La graduazione della pena, anche in relazione agli aumenti ed alle diminuzioni previsti per le circostanze aggravanti ed attenuanti, rientra nella discrezionalita’ del giudice di merito, che la esercita, cosi’ come per fissare la pena base, in aderenza ai principi enunciati negli articoli 132 e 133 c.p.; ne discende che e’ inammissibile la censura che, nel giudizio di cassazione, miri ad una nuova valutazione della congruita’ della pena la cui determinazione non sia frutto di mero arbitrio o di ragionamento illogico (Sez. 5, n. 5582 del 30/09/2013, 04/02/2014, Ferrario, Rv. 259142), cio’ che – nel caso di specie – non ricorre. Invero, una specifica e dettagliata motivazione in ordine alla quantita’ di pena irrogata, specie in relazione alle diminuzioni o aumenti per circostanze, e’ necessaria soltanto se la pena sia per lo meno superiore alla misura media di quella edittale, potendo altrimenti essere sufficienti a dare conto dell’impiego dei criteri di cui all’articolo 133 c.p. le espressioni del tipo: “pena congrua”, “pena equa” o “congruo aumento”, come pure il richiamo alla gravita’ del reato o alla capacita’ a delinquere (Sez. 2, n. 36245 del 26/06/2009, Denaro, Rv. 245596). Nel caso di specie, la pena risulta essere ben al di sotto dei valori medi edittali.

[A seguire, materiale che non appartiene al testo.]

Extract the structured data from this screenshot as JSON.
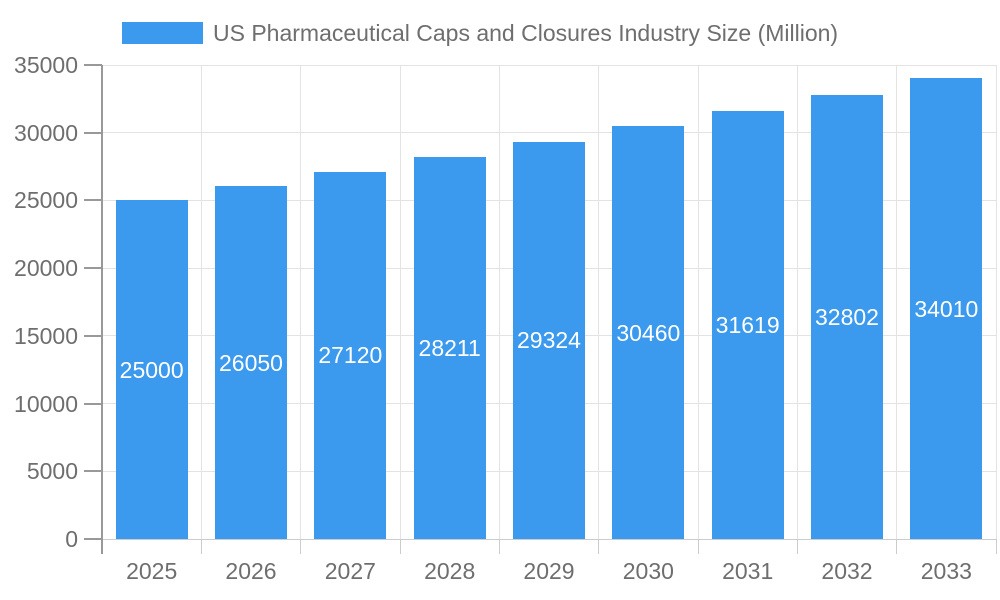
{
  "chart_data": {
    "type": "bar",
    "title": "US Pharmaceutical Caps and Closures Industry Size (Million)",
    "series_name": "US Pharmaceutical Caps and Closures Industry Size (Million)",
    "categories": [
      "2025",
      "2026",
      "2027",
      "2028",
      "2029",
      "2030",
      "2031",
      "2032",
      "2033"
    ],
    "values": [
      25000,
      26050,
      27120,
      28211,
      29324,
      30460,
      31619,
      32802,
      34010
    ],
    "value_labels": [
      "25000",
      "26050",
      "27120",
      "28211",
      "29324",
      "30460",
      "31619",
      "32802",
      "34010"
    ],
    "xlabel": "",
    "ylabel": "",
    "ylim": [
      0,
      35000
    ],
    "yticks": [
      0,
      5000,
      10000,
      15000,
      20000,
      25000,
      30000,
      35000
    ],
    "ytick_labels": [
      "0",
      "5000",
      "10000",
      "15000",
      "20000",
      "25000",
      "30000",
      "35000"
    ],
    "grid": true,
    "legend_position": "top-left",
    "colors": {
      "bar": "#3B99EE",
      "axis_text": "#6e6e6e",
      "gridline": "#e3e3e3",
      "axis_line": "#999999",
      "x_tick": "#cccccc",
      "value_text": "#ffffff",
      "legend_text": "#6e6e6e"
    }
  }
}
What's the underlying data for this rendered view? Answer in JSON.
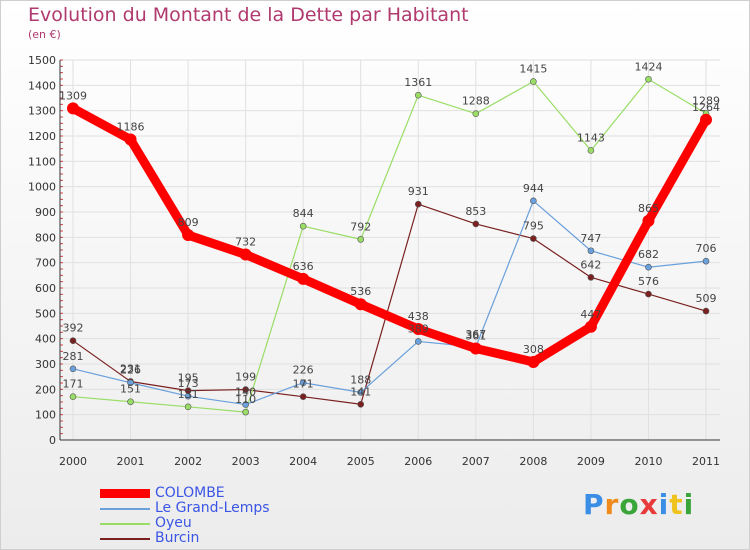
{
  "title": "Evolution du Montant de la Dette par Habitant",
  "subtitle": "(en €)",
  "chart_data": {
    "type": "line",
    "title": "Evolution du Montant de la Dette par Habitant",
    "ylabel": "(en €)",
    "xlabel": "",
    "x": [
      "2000",
      "2001",
      "2002",
      "2003",
      "2004",
      "2005",
      "2006",
      "2007",
      "2008",
      "2009",
      "2010",
      "2011"
    ],
    "ylim": [
      0,
      1500
    ],
    "yticks": [
      0,
      100,
      200,
      300,
      400,
      500,
      600,
      700,
      800,
      900,
      1000,
      1100,
      1200,
      1300,
      1400,
      1500
    ],
    "grid": true,
    "legend_position": "bottom-left",
    "series": [
      {
        "name": "COLOMBE",
        "color": "#ff0000",
        "values": [
          1309,
          1186,
          809,
          732,
          636,
          536,
          438,
          361,
          308,
          447,
          865,
          1264
        ]
      },
      {
        "name": "Le Grand-Lemps",
        "color": "#6aa0dc",
        "values": [
          281,
          226,
          173,
          140,
          226,
          188,
          389,
          367,
          944,
          747,
          682,
          706
        ]
      },
      {
        "name": "Oyeu",
        "color": "#99dd66",
        "values": [
          171,
          151,
          131,
          110,
          844,
          792,
          1361,
          1288,
          1415,
          1143,
          1424,
          1289
        ]
      },
      {
        "name": "Burcin",
        "color": "#7a2020",
        "values": [
          392,
          231,
          195,
          199,
          171,
          141,
          931,
          853,
          795,
          642,
          576,
          509
        ]
      }
    ]
  },
  "legend": {
    "items": [
      "COLOMBE",
      "Le Grand-Lemps",
      "Oyeu",
      "Burcin"
    ]
  },
  "logo": {
    "text": "Proxiti",
    "letters": [
      {
        "ch": "P",
        "color": "#3a8ee6"
      },
      {
        "ch": "r",
        "color": "#f08a1c"
      },
      {
        "ch": "o",
        "color": "#3aa63a"
      },
      {
        "ch": "x",
        "color": "#e83a3a"
      },
      {
        "ch": "i",
        "color": "#3a8ee6"
      },
      {
        "ch": "t",
        "color": "#f0c21c"
      },
      {
        "ch": "i",
        "color": "#3aa63a"
      }
    ]
  }
}
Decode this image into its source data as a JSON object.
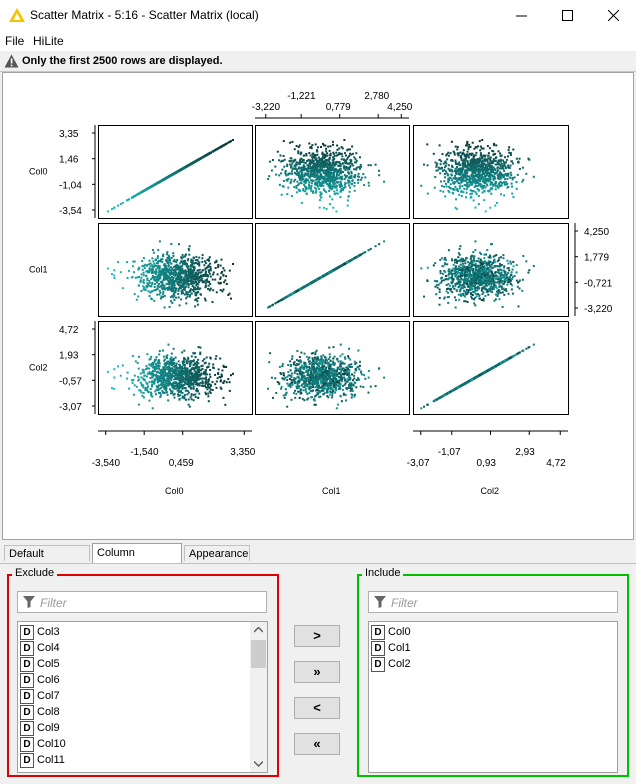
{
  "window": {
    "title": "Scatter Matrix - 5:16 - Scatter Matrix (local)",
    "minimize": "—",
    "maximize": "☐",
    "close": "✕"
  },
  "menu": {
    "file": "File",
    "hilite": "HiLite"
  },
  "warning": {
    "text": "Only the first 2500 rows are displayed."
  },
  "tabs": [
    {
      "label": "Default Settings"
    },
    {
      "label": "Column Selection"
    },
    {
      "label": "Appearance"
    }
  ],
  "exclude": {
    "legend": "Exclude",
    "filter_placeholder": "Filter",
    "items": [
      "Col3",
      "Col4",
      "Col5",
      "Col6",
      "Col7",
      "Col8",
      "Col9",
      "Col10",
      "Col11"
    ]
  },
  "include": {
    "legend": "Include",
    "filter_placeholder": "Filter",
    "items": [
      "Col0",
      "Col1",
      "Col2"
    ]
  },
  "move_buttons": {
    "add": ">",
    "add_all": "»",
    "remove": "<",
    "remove_all": "«"
  },
  "type_badge": "D",
  "colors": {
    "point_light": "#17c7c7",
    "point_dark": "#0a2f2f",
    "exclude_border": "#e00000",
    "include_border": "#00c000",
    "warning_icon": "#555555"
  },
  "chart_data": {
    "type": "scatter-matrix",
    "variables": [
      "Col0",
      "Col1",
      "Col2"
    ],
    "point_count": 2500,
    "axes": {
      "Col0": {
        "range": [
          -3.54,
          3.35
        ],
        "left_ticks": [
          "3,35",
          "1,46",
          "-1,04",
          "-3,54"
        ],
        "bottom_ticks": [
          "-1,540",
          "3,350",
          "-3,540",
          "0,459"
        ]
      },
      "Col1": {
        "range": [
          -3.22,
          4.25
        ],
        "top_ticks": [
          "-1,221",
          "2,780",
          "-3,220",
          "0,779",
          "4,250"
        ],
        "right_ticks": [
          "4,250",
          "1,779",
          "-0,721",
          "-3,220"
        ]
      },
      "Col2": {
        "range": [
          -3.07,
          4.72
        ],
        "left_ticks": [
          "4,72",
          "1,93",
          "-0,57",
          "-3,07"
        ],
        "bottom_ticks": [
          "-1,07",
          "2,93",
          "-3,07",
          "0,93",
          "4,72"
        ]
      }
    },
    "xlabels": [
      "Col0",
      "Col1",
      "Col2"
    ],
    "ylabels": [
      "Col0",
      "Col1",
      "Col2"
    ],
    "diagonal": "identity line",
    "off_diagonal": "independent normal clouds, color by Col0"
  }
}
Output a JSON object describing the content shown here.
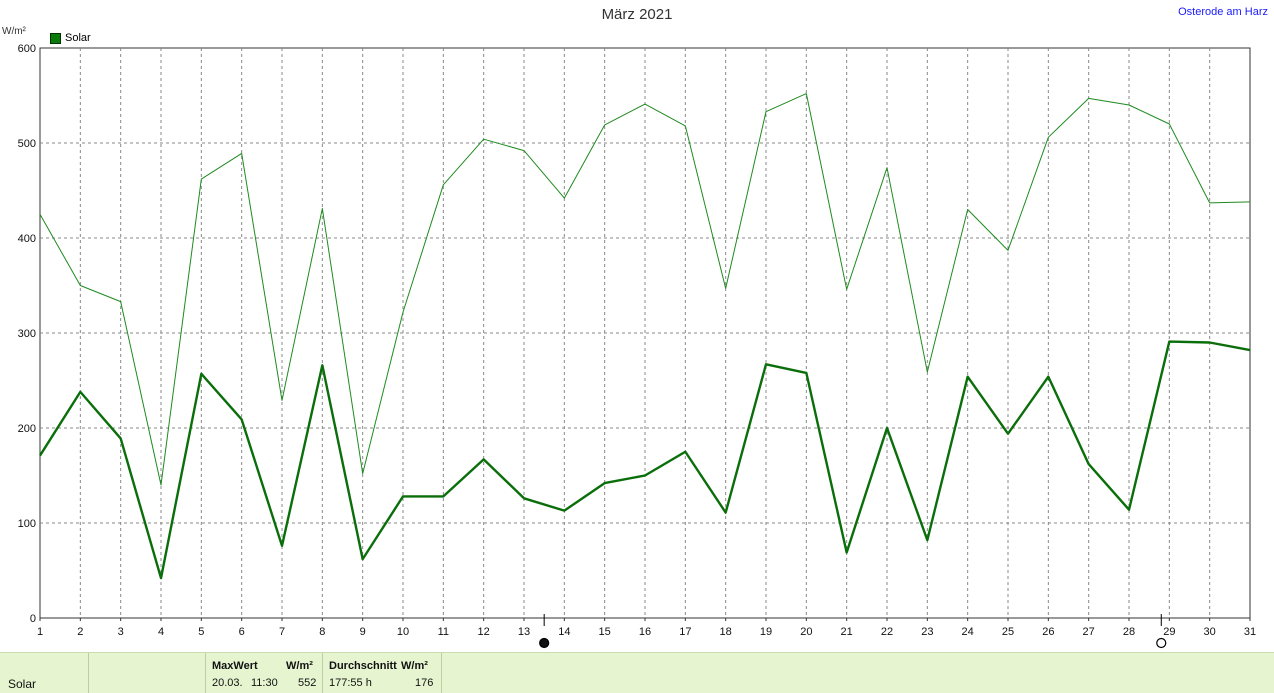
{
  "title": "März 2021",
  "location": "Osterode am Harz",
  "unit": "W/m²",
  "legend": {
    "label": "Solar",
    "color": "#0a7a0a"
  },
  "chart_data": {
    "type": "line",
    "title": "März 2021",
    "ylabel": "W/m²",
    "xlabel": "",
    "ylim": [
      0,
      600
    ],
    "xlim": [
      1,
      31
    ],
    "yticks": [
      "0",
      "100",
      "200",
      "300",
      "400",
      "500",
      "600"
    ],
    "x": [
      1,
      2,
      3,
      4,
      5,
      6,
      7,
      8,
      9,
      10,
      11,
      12,
      13,
      14,
      15,
      16,
      17,
      18,
      19,
      20,
      21,
      22,
      23,
      24,
      25,
      26,
      27,
      28,
      29,
      30,
      31
    ],
    "grid": true,
    "legend_position": "top-left",
    "series": [
      {
        "name": "Solar",
        "style": "max",
        "values": [
          425,
          350,
          333,
          140,
          462,
          489,
          229,
          431,
          152,
          322,
          456,
          504,
          492,
          442,
          519,
          541,
          518,
          347,
          533,
          552,
          346,
          474,
          259,
          430,
          387,
          506,
          547,
          540,
          520,
          437,
          438
        ]
      },
      {
        "name": "Solar",
        "style": "avg",
        "values": [
          171,
          238,
          189,
          42,
          257,
          209,
          76,
          266,
          62,
          128,
          128,
          167,
          126,
          113,
          142,
          150,
          175,
          111,
          267,
          258,
          69,
          200,
          82,
          254,
          194,
          254,
          162,
          114,
          291,
          290,
          282
        ]
      }
    ],
    "markers": [
      {
        "x": 13.5,
        "symbol": "full-moon"
      },
      {
        "x": 28.8,
        "symbol": "new-moon"
      }
    ]
  },
  "footer": {
    "series_name": "Solar",
    "max_header": "MaxWert",
    "max_unit_header": "W/m²",
    "max_date": "20.03.",
    "max_time": "11:30",
    "max_value": "552",
    "avg_header": "Durchschnitt",
    "avg_unit_header": "W/m²",
    "avg_duration": "177:55 h",
    "avg_value": "176"
  }
}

7. Alle suesposte considerazioni consegue la dichiarazione di inammissibilita’ del ricorso e, per il disposto dell’articolo 616 c.p.p., la condanna del ricorrente al pagamento delle spese processuali nonche’ al versamento in favore della Cassa delle Ammende di una somma che, ritenuti e valutati i profili di colpa emergenti dal ricorso, si determina equitativamente in Euro 1.500,00 nonche’ alla rifusione delle spese legali sostenute dalle seguenti parti civili.
P.Q.M.
Dichiara inammissibile il ricorso e condanna il ricorrente al pagamento delle spese processuali e della somma di Euro millecinquecento a favore della cassa delle ammende.